Mar. 25, 2012 - A Principle of Law

A Principle of Law

The Canadian Charter of Rights and Freedoms, as a part of the Consitution Act, is statutory law.

As stated in section 32 of the Charter, this Act of Legislature:

32. (1) This Charter applies
   (a) to the Parliament and government of Canada in respect of all matters within the authority of Parliament including all matters relating to the Yukon Territory and Northwest Territories; and
   (b) to the legislature and government of each province in respect of all matters within the authority of the legislature of each province.

In other words, unless you are a part of a government, you are not obligated to do, for others, those things detailed in that Legislative Act.

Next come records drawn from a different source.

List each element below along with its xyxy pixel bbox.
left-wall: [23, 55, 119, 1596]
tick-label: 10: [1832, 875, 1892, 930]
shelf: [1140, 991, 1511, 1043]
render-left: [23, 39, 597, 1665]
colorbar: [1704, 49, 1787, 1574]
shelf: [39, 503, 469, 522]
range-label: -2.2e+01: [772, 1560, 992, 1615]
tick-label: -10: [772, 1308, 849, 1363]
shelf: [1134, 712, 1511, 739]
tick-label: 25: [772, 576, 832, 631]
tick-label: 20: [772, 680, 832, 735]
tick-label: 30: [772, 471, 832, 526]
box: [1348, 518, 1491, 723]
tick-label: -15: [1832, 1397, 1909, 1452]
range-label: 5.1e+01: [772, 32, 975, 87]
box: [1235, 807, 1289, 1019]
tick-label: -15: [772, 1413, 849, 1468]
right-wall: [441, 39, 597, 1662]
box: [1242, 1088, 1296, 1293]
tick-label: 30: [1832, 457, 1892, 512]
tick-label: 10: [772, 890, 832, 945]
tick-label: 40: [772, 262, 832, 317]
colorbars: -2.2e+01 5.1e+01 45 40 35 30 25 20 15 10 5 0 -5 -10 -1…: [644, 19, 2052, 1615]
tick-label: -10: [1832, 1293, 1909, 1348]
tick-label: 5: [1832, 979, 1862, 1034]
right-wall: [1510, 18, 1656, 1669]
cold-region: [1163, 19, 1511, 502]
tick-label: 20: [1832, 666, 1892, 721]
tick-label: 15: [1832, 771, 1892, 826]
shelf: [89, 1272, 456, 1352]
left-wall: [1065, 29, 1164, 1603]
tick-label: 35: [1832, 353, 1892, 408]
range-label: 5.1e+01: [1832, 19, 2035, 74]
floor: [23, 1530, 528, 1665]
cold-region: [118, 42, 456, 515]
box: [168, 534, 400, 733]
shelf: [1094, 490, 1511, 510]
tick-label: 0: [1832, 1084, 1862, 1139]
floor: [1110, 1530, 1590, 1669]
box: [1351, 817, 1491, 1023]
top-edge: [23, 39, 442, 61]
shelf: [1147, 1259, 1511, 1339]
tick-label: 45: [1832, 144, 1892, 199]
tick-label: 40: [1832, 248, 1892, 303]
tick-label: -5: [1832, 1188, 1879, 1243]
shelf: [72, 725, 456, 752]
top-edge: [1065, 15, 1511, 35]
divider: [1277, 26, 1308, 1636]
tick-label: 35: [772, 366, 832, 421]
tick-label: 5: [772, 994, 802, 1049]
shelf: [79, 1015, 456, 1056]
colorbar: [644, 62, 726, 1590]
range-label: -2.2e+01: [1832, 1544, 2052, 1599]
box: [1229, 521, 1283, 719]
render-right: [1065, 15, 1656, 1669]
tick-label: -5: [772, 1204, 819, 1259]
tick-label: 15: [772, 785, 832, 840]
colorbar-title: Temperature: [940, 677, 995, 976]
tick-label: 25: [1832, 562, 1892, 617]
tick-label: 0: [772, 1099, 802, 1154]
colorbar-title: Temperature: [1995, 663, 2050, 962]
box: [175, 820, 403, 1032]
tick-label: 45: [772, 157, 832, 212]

In the case of R. v. Dell, 2005 ABCA 246, a bouncer was charged by Dell with violated his charter rights when the bouncer detained him at a night club. The court ruled that, since he was not acting as an agent of the government nor was he performing a function of government at the time he detained Dell, the bouncer could not be charged with violate Dell's Charter rights. The bouncer, acting in his private capacity is not obligated to obey that Legislative Act.

The interesting corollary of this is that the bouncer would be obligated to obey that Legislative Act if or when he is acting as an agent for, or perfoming a function of, the federal or a provincial government.

So, when a policy enforcer (a police officer) asks to see your driver's licence, a document bearing not only your name but also the name of a province, are you not giving the officer evidence that suggests you are acting as a agent for, or performing a function of, that province?